Les mots de tous les jours : Bête

En marchant sur les quais, je repense à ce mot. « Bête ». Je n'aime pas ce mot, je le trouve moche, sans intérêt. Et pourtant il a surgi dans mes paroles tout à l'heure, il y est revenu, il a insisté, comme s'il voulait se manifester, attirer mon attention. J'ai dit : je me sens doublement bête. Bête parce que mon intelligence est limitée, par définition. Bête aussi, parce que je n'arrive pas à me décoller des mots, à attraper les choses autrement que par mon intelligence justement. À renoncer à comprendre. Je repense à l'analyste d'Emmanuel Carrère qui lui dit : « Mais pourquoi faut-il que vous soyez si intelligent ? »

Le mot bête est intimement lié au mot honte. J'ai honte, souvent, je me sens bête, souvent. Me sentir intelligente me permet de ne plus avoir honte. Mais se contenter de cette logique, c'est accepter de naviguer entre deux écueils, de se laisser ballotter au gré du bon vouloir de l'Autre, celui qui jugera. L'Autre à l'intérieur de moi.
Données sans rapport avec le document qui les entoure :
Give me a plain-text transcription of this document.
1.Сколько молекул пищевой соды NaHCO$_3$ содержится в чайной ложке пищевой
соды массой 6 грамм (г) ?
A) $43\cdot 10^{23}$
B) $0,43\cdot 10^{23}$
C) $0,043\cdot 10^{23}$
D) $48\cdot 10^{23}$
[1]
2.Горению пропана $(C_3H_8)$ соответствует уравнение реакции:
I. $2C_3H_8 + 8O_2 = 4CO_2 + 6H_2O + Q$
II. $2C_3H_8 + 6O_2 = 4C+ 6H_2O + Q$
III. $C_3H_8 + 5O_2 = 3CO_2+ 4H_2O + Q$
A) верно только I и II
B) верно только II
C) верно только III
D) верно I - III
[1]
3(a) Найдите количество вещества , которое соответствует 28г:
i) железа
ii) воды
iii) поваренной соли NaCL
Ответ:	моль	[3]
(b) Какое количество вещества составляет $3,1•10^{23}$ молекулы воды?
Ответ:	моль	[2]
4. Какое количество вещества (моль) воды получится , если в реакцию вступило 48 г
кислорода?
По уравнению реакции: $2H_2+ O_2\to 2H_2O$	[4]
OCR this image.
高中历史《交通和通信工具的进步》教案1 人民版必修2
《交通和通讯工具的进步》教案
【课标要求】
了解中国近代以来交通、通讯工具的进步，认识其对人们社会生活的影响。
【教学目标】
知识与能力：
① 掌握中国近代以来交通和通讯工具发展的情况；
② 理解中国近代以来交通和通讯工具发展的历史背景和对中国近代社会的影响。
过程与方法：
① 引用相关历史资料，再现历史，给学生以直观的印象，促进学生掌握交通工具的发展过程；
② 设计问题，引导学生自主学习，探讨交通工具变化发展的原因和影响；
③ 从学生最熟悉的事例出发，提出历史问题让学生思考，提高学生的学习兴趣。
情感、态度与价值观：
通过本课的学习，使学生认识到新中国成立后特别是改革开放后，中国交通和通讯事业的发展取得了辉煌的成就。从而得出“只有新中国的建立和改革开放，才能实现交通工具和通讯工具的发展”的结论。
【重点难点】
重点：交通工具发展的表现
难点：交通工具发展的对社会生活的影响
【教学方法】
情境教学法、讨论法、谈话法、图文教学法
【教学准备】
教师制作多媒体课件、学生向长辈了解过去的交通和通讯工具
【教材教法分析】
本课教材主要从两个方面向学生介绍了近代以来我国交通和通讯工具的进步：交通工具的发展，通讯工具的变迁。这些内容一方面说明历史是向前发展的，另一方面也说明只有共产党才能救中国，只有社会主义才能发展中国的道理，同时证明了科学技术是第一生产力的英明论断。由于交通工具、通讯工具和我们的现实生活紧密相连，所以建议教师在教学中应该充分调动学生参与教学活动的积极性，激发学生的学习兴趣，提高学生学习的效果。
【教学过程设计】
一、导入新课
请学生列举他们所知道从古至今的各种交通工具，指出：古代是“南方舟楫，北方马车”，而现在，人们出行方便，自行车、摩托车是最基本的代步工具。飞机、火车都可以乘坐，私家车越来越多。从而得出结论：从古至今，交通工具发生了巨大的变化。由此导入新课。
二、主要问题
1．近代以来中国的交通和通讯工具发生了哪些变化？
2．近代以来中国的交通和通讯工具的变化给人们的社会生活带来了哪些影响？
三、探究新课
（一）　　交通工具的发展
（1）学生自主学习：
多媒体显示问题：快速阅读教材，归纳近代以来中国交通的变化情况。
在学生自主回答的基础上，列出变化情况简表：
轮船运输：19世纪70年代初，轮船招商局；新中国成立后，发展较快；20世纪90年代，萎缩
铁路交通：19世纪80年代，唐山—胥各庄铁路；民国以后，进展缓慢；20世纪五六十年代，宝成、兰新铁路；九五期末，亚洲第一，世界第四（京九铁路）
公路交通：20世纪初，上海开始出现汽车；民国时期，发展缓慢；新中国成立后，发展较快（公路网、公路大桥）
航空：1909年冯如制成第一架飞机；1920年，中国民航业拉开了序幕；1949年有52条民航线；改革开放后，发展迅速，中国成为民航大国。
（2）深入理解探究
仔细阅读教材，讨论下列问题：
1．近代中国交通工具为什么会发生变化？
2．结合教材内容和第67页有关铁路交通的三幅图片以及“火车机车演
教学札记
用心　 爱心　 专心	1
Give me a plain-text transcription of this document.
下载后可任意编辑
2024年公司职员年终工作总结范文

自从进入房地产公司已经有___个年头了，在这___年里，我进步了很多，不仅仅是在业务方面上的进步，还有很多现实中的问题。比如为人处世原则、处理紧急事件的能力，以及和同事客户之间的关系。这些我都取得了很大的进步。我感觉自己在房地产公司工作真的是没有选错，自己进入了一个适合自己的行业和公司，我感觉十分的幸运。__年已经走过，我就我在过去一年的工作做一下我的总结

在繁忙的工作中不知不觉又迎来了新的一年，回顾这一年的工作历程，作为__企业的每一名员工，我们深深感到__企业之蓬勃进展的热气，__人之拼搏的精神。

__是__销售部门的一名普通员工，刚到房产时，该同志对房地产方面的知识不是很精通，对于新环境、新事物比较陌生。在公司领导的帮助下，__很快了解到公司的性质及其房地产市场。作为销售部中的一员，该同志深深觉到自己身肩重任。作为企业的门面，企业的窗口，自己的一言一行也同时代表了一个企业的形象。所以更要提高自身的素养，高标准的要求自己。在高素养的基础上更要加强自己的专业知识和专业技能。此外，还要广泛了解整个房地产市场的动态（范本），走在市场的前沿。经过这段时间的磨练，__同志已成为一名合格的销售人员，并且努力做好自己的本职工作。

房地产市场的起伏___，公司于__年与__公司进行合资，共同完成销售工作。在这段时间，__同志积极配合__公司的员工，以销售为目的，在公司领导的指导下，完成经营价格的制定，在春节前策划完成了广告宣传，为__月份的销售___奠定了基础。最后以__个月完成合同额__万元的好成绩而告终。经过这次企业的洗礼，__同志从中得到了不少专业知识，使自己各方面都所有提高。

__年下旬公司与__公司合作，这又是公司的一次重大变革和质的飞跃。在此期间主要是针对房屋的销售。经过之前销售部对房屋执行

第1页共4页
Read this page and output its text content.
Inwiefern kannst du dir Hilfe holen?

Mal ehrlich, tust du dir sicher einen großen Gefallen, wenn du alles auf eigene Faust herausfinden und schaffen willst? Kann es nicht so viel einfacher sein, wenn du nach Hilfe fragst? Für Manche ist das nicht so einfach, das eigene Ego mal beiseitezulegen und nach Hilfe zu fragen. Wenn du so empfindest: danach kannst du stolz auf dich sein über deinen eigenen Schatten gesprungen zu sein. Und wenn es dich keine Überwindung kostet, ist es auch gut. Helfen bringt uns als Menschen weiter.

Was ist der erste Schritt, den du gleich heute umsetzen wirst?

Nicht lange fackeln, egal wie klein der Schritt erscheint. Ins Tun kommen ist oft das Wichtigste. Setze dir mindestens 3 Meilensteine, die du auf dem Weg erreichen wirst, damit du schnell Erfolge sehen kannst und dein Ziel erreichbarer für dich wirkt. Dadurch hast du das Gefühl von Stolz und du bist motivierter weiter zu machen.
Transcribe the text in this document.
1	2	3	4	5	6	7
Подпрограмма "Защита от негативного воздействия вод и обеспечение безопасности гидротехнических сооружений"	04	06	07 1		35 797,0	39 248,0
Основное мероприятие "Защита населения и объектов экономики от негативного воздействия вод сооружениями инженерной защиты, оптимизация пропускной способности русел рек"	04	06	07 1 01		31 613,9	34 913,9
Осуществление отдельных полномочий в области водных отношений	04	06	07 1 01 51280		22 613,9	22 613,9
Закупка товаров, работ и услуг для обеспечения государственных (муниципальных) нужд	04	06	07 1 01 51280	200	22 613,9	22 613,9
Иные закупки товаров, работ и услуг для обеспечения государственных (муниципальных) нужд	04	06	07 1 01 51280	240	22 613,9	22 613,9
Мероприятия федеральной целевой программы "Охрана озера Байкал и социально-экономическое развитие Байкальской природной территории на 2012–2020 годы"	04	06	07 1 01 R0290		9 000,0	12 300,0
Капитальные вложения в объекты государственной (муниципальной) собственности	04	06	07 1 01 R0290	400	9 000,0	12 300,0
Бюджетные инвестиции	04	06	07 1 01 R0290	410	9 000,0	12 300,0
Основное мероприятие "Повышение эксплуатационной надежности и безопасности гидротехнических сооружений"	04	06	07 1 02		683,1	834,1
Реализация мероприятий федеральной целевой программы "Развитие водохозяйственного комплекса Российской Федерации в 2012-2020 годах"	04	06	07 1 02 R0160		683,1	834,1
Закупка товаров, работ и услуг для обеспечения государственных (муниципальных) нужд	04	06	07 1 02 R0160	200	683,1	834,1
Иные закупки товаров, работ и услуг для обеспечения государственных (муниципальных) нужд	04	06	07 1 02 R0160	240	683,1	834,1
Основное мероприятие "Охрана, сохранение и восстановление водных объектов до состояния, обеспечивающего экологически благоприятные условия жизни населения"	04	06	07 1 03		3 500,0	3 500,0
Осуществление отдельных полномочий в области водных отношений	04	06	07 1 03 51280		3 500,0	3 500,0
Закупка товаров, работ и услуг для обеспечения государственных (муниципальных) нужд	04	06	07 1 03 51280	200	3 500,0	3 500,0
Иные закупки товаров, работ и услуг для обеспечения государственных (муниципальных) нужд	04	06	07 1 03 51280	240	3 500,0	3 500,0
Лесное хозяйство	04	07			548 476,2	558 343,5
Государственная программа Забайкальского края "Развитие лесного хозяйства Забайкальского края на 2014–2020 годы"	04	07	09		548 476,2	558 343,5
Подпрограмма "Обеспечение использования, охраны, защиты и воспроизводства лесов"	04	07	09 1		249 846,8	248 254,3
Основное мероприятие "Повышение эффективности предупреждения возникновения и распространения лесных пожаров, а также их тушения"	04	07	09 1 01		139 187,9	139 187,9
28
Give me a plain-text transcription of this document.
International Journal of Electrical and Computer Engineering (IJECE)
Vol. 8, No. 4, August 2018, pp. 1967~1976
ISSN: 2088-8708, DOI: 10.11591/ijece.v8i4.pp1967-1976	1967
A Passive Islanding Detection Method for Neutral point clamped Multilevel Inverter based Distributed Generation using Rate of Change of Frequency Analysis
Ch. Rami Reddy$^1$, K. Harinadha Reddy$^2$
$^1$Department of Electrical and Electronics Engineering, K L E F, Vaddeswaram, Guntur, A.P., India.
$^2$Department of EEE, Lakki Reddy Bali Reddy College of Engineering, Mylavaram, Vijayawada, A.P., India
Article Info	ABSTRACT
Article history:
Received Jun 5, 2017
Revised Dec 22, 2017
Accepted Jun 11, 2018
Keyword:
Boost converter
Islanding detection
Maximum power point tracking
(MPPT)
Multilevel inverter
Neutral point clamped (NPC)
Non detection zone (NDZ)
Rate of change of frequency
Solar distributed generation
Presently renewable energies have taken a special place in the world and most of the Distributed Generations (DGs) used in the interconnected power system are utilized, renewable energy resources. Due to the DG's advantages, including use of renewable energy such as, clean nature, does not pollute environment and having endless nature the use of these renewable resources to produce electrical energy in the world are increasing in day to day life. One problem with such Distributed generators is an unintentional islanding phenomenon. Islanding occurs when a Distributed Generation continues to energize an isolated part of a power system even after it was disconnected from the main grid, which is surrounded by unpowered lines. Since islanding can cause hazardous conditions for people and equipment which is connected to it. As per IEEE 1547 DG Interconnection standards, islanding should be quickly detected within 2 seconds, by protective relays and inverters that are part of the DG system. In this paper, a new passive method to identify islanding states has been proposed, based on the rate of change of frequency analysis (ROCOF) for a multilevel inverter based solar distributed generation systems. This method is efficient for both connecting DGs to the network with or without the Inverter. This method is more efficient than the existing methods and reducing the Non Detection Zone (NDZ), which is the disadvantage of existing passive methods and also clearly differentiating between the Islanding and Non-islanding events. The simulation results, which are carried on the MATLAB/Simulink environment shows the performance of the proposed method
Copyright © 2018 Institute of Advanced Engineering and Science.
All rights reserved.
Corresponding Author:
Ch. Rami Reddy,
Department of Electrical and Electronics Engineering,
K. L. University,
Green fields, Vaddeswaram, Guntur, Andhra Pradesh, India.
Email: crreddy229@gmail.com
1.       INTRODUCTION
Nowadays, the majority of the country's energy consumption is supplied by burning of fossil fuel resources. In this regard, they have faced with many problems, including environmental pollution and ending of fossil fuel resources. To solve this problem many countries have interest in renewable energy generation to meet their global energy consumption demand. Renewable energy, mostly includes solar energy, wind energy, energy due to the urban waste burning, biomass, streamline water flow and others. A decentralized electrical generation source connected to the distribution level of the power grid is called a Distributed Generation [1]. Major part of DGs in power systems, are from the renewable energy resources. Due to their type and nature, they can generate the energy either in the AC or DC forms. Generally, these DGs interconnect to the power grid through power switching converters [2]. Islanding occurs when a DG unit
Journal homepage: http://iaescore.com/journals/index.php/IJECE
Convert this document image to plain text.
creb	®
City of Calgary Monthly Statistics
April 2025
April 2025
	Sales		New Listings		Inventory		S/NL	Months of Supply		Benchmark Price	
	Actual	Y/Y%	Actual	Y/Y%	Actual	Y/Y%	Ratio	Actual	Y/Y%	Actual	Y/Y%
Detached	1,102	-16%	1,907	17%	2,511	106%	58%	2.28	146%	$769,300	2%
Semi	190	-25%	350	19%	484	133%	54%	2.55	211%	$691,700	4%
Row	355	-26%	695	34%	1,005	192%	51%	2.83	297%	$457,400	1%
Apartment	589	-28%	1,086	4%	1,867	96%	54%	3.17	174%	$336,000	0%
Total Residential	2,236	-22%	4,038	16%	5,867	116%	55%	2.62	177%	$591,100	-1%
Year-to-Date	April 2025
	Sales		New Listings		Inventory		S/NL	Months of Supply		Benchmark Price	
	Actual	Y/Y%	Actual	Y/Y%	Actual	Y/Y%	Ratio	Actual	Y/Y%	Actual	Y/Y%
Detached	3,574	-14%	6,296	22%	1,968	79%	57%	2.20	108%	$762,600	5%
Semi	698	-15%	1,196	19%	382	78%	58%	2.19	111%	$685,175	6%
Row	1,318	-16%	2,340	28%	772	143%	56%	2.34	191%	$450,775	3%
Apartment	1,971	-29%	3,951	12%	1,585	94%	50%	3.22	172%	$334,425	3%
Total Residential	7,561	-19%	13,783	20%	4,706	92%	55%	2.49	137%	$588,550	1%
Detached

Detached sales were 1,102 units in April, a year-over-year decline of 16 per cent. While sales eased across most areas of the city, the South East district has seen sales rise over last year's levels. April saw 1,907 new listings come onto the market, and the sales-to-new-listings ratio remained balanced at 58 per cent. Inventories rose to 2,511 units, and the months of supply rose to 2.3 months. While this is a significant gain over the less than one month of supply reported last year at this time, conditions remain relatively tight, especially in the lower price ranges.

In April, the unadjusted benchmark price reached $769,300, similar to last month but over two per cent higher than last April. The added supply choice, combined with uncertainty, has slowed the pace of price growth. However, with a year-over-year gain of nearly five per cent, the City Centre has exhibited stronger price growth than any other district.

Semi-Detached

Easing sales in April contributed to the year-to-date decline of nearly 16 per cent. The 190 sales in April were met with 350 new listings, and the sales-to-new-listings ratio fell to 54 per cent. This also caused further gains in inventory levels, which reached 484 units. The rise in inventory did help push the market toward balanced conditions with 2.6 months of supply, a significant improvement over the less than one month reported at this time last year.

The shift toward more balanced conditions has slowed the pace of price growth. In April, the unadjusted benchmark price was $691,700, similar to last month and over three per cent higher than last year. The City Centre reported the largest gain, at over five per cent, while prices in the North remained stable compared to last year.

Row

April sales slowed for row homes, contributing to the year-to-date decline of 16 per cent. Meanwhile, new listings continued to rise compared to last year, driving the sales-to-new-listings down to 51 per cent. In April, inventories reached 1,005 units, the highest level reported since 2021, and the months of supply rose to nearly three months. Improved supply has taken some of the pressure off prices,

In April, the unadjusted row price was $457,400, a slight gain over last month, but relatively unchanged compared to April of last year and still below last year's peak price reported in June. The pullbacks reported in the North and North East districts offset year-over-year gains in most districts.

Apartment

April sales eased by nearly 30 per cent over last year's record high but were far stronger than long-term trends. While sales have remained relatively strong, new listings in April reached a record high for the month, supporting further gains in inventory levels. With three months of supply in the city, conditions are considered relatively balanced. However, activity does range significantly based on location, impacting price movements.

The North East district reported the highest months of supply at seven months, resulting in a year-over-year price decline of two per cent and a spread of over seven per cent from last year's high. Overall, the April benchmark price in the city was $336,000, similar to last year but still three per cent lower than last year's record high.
Je souris en prenant conscience du double sens du mot bête. Les bêtes, disons que ça m'a pas mal occupée ces derniers temps, avec cette réflexion autour du véganisme. Être une bête, c'est-à-dire ne pas être ligoté par le langage, serait-ce un sort enviable ? Je sens bien d'ailleurs que j'avance sur cette question avec mon intelligence, j'argumente avec ma logique, les faits dont j'ai connaissance. Pour contrer la honte, celle d'être différente, celle d'affirmer ma singularité, j'en appelle à la raison.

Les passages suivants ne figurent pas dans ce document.